**Economic production** is the result of the output we produce by employing factors like land, labour, capital, and entrepreneurship. It is possible to determine the optimum amount of production possible considering different combinations of these inputs. Such a determination is called the producer’s equilibrium.

**Producer’s Equilibrium**

The value of all assets used for production is limited. Hence, the producer has to use such a combination of inputs as would provide him with maximum output and profits. This optimum level of production, also called producer’s equilibrium, is achieved when maximum output is derived from minimum costs.

In order to achieve this, producers first have to classify their resources into different combinations. Each combination would provide production in different quantities. The combination that provides the highest amount of produce at the least amount of costs is the optimum level of production.

In order to find out producer’s equilibrium, we first need to understand isoquant curves and iso-cost lines. These two concepts help us calculate optimum production.

**Isoquant Curves**

These lines represent various input combinations which produce the same levels of output. The producer can choose any of these combinations available to him because their outputs are always the same. Thus, we can also call them equal-product curves or production indifference curves.

Just like indifference curves, isoquants are also negatively-sloping and convex in shape. They never intersect with each other. When there are more curves than one, the curve on the right represents greater output and curves on the left show less output.

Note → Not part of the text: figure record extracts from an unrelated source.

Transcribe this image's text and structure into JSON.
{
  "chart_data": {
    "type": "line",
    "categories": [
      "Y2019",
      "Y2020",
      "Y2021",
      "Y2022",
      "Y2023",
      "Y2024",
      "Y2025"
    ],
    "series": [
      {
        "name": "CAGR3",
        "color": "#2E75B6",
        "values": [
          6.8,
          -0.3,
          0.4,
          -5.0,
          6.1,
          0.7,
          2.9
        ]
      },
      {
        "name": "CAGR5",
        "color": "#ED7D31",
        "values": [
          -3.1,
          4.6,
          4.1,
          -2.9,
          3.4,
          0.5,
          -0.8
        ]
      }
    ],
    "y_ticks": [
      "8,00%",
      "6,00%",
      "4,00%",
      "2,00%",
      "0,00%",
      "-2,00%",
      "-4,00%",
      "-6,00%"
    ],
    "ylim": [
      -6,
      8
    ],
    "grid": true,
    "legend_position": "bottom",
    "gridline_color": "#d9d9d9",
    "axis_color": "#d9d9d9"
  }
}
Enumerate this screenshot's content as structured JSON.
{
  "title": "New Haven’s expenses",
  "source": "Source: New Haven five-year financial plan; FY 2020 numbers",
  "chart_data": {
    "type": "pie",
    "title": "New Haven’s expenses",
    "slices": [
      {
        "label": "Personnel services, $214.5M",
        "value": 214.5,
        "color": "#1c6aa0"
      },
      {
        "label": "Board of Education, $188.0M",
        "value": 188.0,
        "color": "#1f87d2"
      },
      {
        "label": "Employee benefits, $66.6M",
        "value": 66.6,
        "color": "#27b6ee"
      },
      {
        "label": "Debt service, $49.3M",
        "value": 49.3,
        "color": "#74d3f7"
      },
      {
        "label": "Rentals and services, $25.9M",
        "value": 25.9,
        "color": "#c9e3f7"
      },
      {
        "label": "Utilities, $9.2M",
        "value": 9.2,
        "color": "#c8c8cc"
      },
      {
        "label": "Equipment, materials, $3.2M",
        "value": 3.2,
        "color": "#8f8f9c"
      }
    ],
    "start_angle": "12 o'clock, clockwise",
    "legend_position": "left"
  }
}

Consider the table below. It shows four combinations, i.e. A, B, C and D, which produce varying levels of output.

Factor combinations |
Units of Labour |
Units of Capital |

A | 5 | 9 |

B | 10 | 6 |

C | 15 | 4 |

D | 20 | 3 |

Plotting these figures on a graph provides us with this curve (Figure 1):

The X-axis shows units of labour, while the Y-axis represents units of capital. Points A, B, C and D are combinations of factors on which IQ is the level of output, i.e. 100 units. IQ1 and IQ2 represent greater potential output.

**Isocost Lines**

Isocost lines represent combinations of two factors that can be bought with different outlays. In other words, it shows how we can spend money on two different factors to produce maximum output. These lines are also called budget lines or budget constraint lines.

Let’s assume that a farmer has Rs. 1,000 to spend on labour costs and ploughs for farming. The cost of one such plough and wage per labourer is Rs. 100. Considering his total outlay of Rs. 1,000, he can spend that money in the following combinations:

Ploughs | 0 | 100 | 200 | 300 | 400 | 500 | 600 | 700 | 800 | 900 | 1000 |

Labour | 1000 | 900 | 800 | 700 | 600 | 500 | 400 | 300 | 200 | 100 | 0 |

The farmer, in this case, can either spend the entire sum of Rs. 1,000 on just ploughs by buying 10 of them. Similarly, he can also spend it all on labour by employing 10 labourers. He can even purchase both, labour and ploughs using different combinations as shown above. The total outlay of Rs. 1,000 will remain the same. Hence, the isocost line will remain straight as shown below:

The x-axis represents units of ploughs, and Y-axis would show units of labour. Output levels are shown by a straight line because they remain constant.

**Production Equilibrium**

Isoquant curves, as we learned above, show us input combinations that we can employ to produce certain levels of output. Furthermore, isocost lines help us determine combinations of two factors in which we can invest our outlays to produce output. A combination of these two graphs is what gives us the optimum production level, i.e. the producer’s equilibrium.

Using this equilibrium, the producer can determine different combinations to increase output. He can also use this information to find ways to cut costs using the same inputs and consequently generate more profit. We can find out the least expensive combinations of factors by superimposing isoquant curves on isoquant lines.

**Plotting Producer’s Equilibrium**

The graph below shows how we can use isoquant curve and isocost lines to determine optimum producer’s equilibrium.

In the figure shown above, the isoquant curve represents targeted output, i.e. 200 units. Icocost lines EF, GH and KP show three different combinations in which we can utilize the total outlay of inputs, i.e. capital and labour.

The isoquant curve crosses all three isocost lines on points R, M and T. These points show how much costs we will incur in producing 200 units. All three combinations produce the same output of 200 units, but the least costly for the producer will be point M, where isocost line GH is tangent to the isoquant curve.

Points R and T also cross the isoquant curve and equally produce 200 units, but they will be more expensive because they are on the higher isocost line of KP. At point R the producer will spend more on capital, and labour will be more expensive on point T.

Thus, point M is the producer’s equilibrium. It will produce the same output of 200 units, but will a more profitable combination as it will cost less. The producer must, therefore, spend OC amount on capital and OL amount on labour.